The Democrats got it wrong.
It wasn’t threats to national security or democracy, and it wasn’t the U.S. Supreme Court’s undoing of Roe v. Wade. What voters cared most about this election was “safety, affordability, fairness, and education,” said Republican operative Kellyanne Conway during a sometimes testy 90-minute talk at the JFK Jr. Forum about the 2024 election and what to expect from the incoming Trump administration.
That’s why ads and other messaging about crime, inflation, immigration, student loan forgiveness, and school choice proved so effective in the campaigns of President-elect Donald Trump and several other Republican candidates, she told Setti Warren, director of the Institute of Politics at Harvard Kennedy School.

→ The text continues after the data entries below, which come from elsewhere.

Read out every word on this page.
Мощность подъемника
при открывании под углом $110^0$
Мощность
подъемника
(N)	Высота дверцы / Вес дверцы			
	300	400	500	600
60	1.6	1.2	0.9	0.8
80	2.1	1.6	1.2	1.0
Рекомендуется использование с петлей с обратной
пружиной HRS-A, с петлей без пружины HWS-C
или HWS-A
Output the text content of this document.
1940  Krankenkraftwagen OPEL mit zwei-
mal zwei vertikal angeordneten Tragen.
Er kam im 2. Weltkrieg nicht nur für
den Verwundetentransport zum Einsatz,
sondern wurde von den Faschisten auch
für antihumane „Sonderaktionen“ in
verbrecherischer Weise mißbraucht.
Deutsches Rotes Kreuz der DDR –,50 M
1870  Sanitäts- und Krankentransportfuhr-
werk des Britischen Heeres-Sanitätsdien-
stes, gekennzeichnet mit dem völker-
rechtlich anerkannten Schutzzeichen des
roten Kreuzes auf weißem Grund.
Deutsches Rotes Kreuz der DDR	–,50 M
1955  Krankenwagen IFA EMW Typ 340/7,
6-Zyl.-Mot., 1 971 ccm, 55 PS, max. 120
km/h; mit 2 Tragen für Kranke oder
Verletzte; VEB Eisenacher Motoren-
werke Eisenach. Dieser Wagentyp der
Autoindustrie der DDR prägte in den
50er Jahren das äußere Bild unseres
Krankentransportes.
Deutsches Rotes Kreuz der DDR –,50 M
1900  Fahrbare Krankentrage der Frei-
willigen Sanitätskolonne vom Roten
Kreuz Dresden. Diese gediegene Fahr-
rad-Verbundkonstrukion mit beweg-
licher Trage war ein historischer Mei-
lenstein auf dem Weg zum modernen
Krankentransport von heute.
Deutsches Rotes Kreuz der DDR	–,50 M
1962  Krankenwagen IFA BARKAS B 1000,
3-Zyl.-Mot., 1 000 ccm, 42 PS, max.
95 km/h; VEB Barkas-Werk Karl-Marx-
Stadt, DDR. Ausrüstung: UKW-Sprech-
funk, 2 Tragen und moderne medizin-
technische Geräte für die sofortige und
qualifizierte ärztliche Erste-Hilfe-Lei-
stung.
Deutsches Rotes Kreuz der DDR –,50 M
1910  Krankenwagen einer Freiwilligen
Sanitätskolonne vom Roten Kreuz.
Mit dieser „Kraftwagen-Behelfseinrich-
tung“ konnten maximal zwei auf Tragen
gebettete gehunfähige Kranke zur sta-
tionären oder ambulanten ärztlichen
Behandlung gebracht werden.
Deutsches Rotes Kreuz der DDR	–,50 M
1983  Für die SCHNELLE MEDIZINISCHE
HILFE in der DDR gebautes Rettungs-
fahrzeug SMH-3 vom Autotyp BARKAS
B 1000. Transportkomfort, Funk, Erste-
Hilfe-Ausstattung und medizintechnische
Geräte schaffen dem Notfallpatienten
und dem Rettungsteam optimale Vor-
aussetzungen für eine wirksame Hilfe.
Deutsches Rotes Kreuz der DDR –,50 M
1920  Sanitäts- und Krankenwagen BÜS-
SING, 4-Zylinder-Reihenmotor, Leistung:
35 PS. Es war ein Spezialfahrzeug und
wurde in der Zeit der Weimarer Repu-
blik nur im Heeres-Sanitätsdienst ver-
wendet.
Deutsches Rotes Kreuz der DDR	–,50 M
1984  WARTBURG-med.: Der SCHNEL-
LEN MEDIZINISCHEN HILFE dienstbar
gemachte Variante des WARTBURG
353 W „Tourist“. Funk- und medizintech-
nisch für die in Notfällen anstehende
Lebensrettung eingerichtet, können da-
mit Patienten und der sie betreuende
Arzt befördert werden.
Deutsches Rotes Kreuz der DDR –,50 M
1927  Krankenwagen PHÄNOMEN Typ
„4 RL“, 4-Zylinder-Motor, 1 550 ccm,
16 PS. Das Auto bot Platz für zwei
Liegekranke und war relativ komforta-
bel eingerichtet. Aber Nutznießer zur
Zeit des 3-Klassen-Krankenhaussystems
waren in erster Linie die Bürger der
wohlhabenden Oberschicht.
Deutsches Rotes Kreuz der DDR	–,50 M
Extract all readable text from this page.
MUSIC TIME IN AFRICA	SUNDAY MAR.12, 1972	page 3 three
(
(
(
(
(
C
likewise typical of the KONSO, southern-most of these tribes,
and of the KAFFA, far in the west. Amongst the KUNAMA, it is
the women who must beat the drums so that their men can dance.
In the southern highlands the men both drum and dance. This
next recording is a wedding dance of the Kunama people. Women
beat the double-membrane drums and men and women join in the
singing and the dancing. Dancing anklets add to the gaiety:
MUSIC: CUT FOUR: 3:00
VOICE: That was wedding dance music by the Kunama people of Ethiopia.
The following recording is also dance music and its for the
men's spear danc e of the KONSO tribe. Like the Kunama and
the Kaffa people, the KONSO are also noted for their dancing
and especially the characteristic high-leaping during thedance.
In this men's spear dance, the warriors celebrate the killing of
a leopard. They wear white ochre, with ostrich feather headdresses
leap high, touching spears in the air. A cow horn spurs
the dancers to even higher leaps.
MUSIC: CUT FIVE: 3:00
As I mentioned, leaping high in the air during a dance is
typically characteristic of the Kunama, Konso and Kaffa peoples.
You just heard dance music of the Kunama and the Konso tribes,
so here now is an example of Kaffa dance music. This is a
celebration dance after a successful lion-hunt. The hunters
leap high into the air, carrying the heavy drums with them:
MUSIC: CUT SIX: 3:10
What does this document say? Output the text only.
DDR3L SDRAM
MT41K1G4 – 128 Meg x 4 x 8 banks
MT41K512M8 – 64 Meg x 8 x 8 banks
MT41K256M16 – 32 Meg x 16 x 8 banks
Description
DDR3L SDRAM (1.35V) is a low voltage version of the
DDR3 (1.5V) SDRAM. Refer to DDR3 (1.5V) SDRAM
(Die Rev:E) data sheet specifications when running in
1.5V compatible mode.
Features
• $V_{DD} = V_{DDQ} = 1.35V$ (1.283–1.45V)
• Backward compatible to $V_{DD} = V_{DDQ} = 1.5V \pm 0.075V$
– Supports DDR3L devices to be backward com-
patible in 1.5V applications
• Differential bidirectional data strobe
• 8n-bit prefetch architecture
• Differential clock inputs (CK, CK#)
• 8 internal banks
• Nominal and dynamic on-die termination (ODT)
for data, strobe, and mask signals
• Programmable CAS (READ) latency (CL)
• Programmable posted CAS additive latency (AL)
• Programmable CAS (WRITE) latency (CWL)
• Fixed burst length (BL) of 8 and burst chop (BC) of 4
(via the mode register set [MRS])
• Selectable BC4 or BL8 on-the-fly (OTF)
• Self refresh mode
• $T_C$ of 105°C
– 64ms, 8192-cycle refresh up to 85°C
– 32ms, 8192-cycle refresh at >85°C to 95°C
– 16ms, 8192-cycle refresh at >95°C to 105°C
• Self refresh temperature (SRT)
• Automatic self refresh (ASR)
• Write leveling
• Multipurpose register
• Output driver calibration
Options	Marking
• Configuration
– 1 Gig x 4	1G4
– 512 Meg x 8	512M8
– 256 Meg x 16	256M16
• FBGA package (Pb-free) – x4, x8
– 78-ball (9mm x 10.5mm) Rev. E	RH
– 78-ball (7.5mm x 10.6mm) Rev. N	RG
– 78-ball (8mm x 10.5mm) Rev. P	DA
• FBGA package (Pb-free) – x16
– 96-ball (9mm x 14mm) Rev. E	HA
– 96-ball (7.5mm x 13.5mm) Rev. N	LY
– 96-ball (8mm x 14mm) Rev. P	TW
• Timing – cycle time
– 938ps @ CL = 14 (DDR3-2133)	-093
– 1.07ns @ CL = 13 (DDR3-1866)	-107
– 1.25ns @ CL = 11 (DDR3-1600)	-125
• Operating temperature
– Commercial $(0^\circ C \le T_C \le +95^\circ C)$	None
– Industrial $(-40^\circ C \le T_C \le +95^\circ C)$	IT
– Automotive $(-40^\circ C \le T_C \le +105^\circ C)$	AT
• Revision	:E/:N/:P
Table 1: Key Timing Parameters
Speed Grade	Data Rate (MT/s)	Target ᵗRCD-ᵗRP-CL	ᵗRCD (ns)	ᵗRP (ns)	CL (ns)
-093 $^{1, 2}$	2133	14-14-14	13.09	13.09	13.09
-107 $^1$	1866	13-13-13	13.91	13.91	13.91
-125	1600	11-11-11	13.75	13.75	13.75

Trump won by running up the numbers of voters already predisposed to vote for him and “peeling off” some support among “core Democratic” Party constituencies, including African Americans, Hispanic Americans, union households, Jewish, and younger voters, improving on his own 2016 and 2020 numbers, said Conway, who managed the final months of Trump’s 2016 campaign and served as an adviser during his first term.
Conway said she thinks Democrats underestimated how motivating the issue of K-12 education was to many across the political spectrum, particularly women, who did not support Harris as robustly as they had Presidents Joe Biden and Barack Obama.
Trump was seen as “authentic” and a proven commodity who had already done the job and ran a “joyful” and “forward-looking” campaign, she said, pointing to Trump’s visit to a McDonald’s franchise, rallies at concert venues, and his garbage truck ride.
Conway credited the campaign’s embrace of “new, new media” like TikTok, podcasts, and social media influencers, as a strategic move that paid real dividends in the final weeks reaching young men and low propensity voters. Also important was the campaign’s under-reported effort to educate disengaged voters about the many ways they could cast a ballot before Election Day, which also helped the former president prevail.
Over the past two weeks, Trump has announced more than two dozen nominees for White House and Cabinet positions, primarily top campaign staffers and high-profile business executives.
“What they all have in common is they know him; he knows them; and they are fluent in the America First agenda, meaning: This is what we’ve been elected to do,” Conway said. “So he’s got people who are willing to work with alacrity and energy to get that agenda through.”
At times, Conway flashed the quick and cutting fast-talk that has made her a polarizing figure on the left, sparring with student questioners.
She called for students to try to bring their friends who suffer from “Trump derangement syndrome” back to their senses.
“You all know someone afflicted by it. … It wrecks the nervous system. It addles the brain. There is no vaccine, cure, or therapeutic, but you all have a role to play in helping people at least unwind a little bit from it” by not canceling those who have a different point of view.
“I certainly hope that the new government that’s forming can rely upon, if not all of you right away, most of you along the way, to help in any way, shape, or form that you possibly can,” she said.